Pair Corralation between Vastned Retail and HANOVER INSURANCE
Assuming the 90 days horizon Vastned Retail NV is expected to under-perform the HANOVER INSURANCE. In addition to that, Vastned Retail is 1.01 times more volatile than HANOVER INSURANCE. It trades about -0.26 of its total potential returns per unit of risk. HANOVER INSURANCE is currently generating about -0.09 per unit of volatility. If you would invest 15,107 in HANOVER INSURANCE on October 5, 2024 and sell it today you would lose (307.00) from holding HANOVER INSURANCE or give up 2.03% of portfolio value over 90 days.

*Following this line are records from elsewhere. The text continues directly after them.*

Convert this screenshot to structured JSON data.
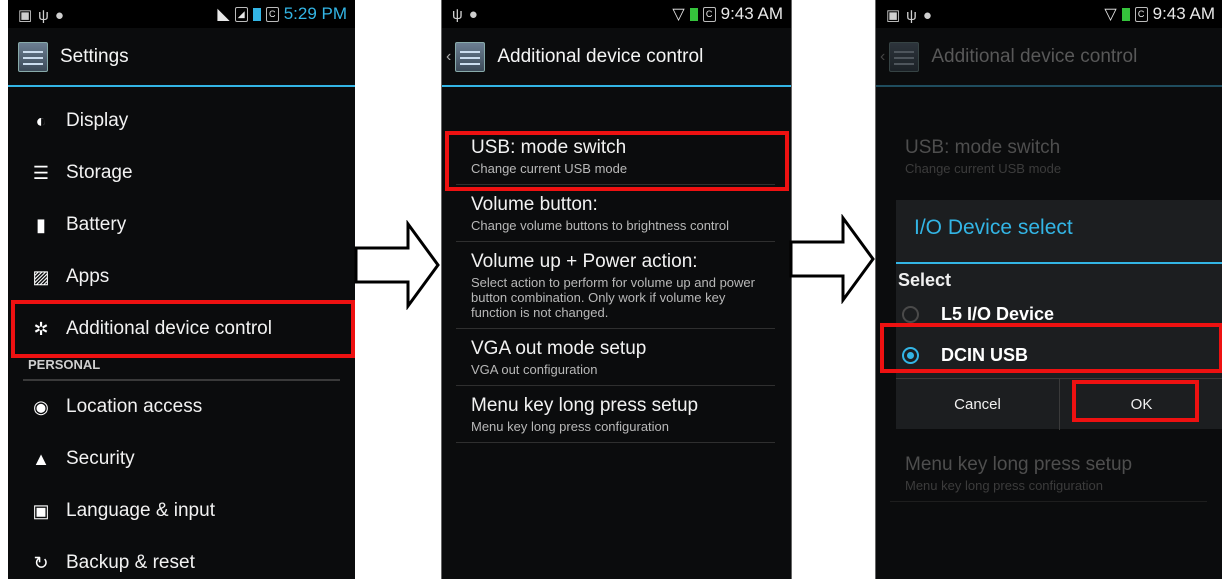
{
  "colors": {
    "accent": "#33b5e5",
    "highlight": "#ee1111",
    "background": "#0b0c0d"
  },
  "screen1": {
    "time": "5:29 PM",
    "title": "Settings",
    "items": [
      {
        "label": "Display",
        "icon": "display-icon"
      },
      {
        "label": "Storage",
        "icon": "storage-icon"
      },
      {
        "label": "Battery",
        "icon": "battery-icon"
      },
      {
        "label": "Apps",
        "icon": "apps-icon"
      },
      {
        "label": "Additional device control",
        "icon": "gear-icon"
      }
    ],
    "personal_header": "PERSONAL",
    "personal_items": [
      {
        "label": "Location access",
        "icon": "location-icon"
      },
      {
        "label": "Security",
        "icon": "lock-icon"
      },
      {
        "label": "Language & input",
        "icon": "language-icon"
      },
      {
        "label": "Backup & reset",
        "icon": "backup-icon"
      }
    ]
  },
  "screen2": {
    "time": "9:43 AM",
    "title": "Additional device control",
    "items": [
      {
        "title": "USB: mode switch",
        "subtitle": "Change current USB mode"
      },
      {
        "title": "Volume button:",
        "subtitle": "Change volume buttons to brightness control"
      },
      {
        "title": "Volume up + Power action:",
        "subtitle": "Select action to perform for volume up and power button combination. Only work if volume key function is not changed."
      },
      {
        "title": "VGA out mode setup",
        "subtitle": "VGA out configuration"
      },
      {
        "title": "Menu key long press setup",
        "subtitle": "Menu key long press configuration"
      }
    ]
  },
  "screen3": {
    "time": "9:43 AM",
    "title": "Additional device control",
    "bg_item1": {
      "title": "USB: mode switch",
      "subtitle": "Change current USB mode"
    },
    "bg_item2": {
      "title": "Menu key long press setup",
      "subtitle": "Menu key long press configuration"
    },
    "dialog": {
      "title": "I/O Device select",
      "select_label": "Select",
      "options": [
        {
          "label": "L5 I/O Device",
          "selected": false
        },
        {
          "label": "DCIN USB",
          "selected": true
        }
      ],
      "cancel": "Cancel",
      "ok": "OK"
    }
  }
}
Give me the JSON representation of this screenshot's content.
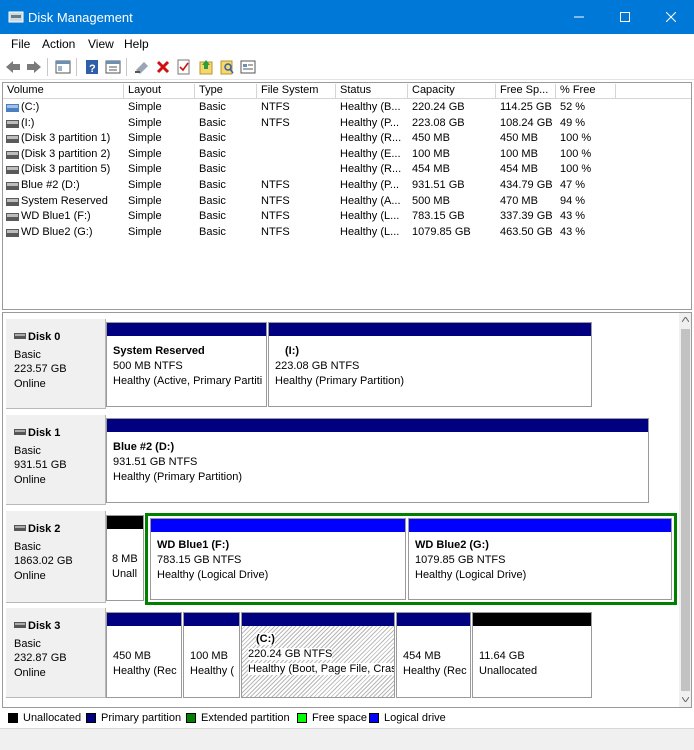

Time Period | 3 Months [change] |
Direction | Moves Against |
Strength | Insignificant |
Accuracy | 100.0% |
Values | Daily Returns |
Vastned Retail NV vs. HANOVER INSURANCE
Performance |
Timeline |
Vastned Retail NV |
Risk-Adjusted Performance
0 of 100
Weak | Strong |
Very Weak
HANOVER INSURANCE |
Risk-Adjusted Performance
0 of 100
Weak | Strong |
Good
Vastned Retail and HANOVER INSURANCE Volatility Contrast
Predicted Return Density |
Returns |
Pair Trading with Vastned Retail and HANOVER INSURANCE
The main advantage of trading using opposite Vastned Retail and HANOVER INSURANCE positions is that it hedges away some unsystematic risk. Because of two separate transactions, even if Vastned Retail position performs unexpectedly, HANOVER INSURANCE can make up some of the losses. Pair trading also minimizes risk from directional movements in the market. For example, if an entire industry or sector drops because of unexpected headlines, the short position in HANOVER INSURANCE will offset losses from the drop in HANOVER INSURANCE's long position.The idea behind Vastned Retail NV and HANOVER INSURANCE pairs trading is to make the combined position market-neutral, meaning the overall market's direction will not affect its win or loss (or potential downside or upside). This can be achieved by designing a pairs trade with two highly correlated stocks or equities that operate in a similar space or sector, making it possible to obtain profits through simple and relatively low-risk investment.Check out your portfolio center.Note that this page's information should be used as a complementary analysis to find the right mix of equity instruments to add to your existing portfolios or create a brand new portfolio. You can also try the Sign In To Macroaxis module to sign in to explore Macroaxis' wealth optimization platform and fintech modules.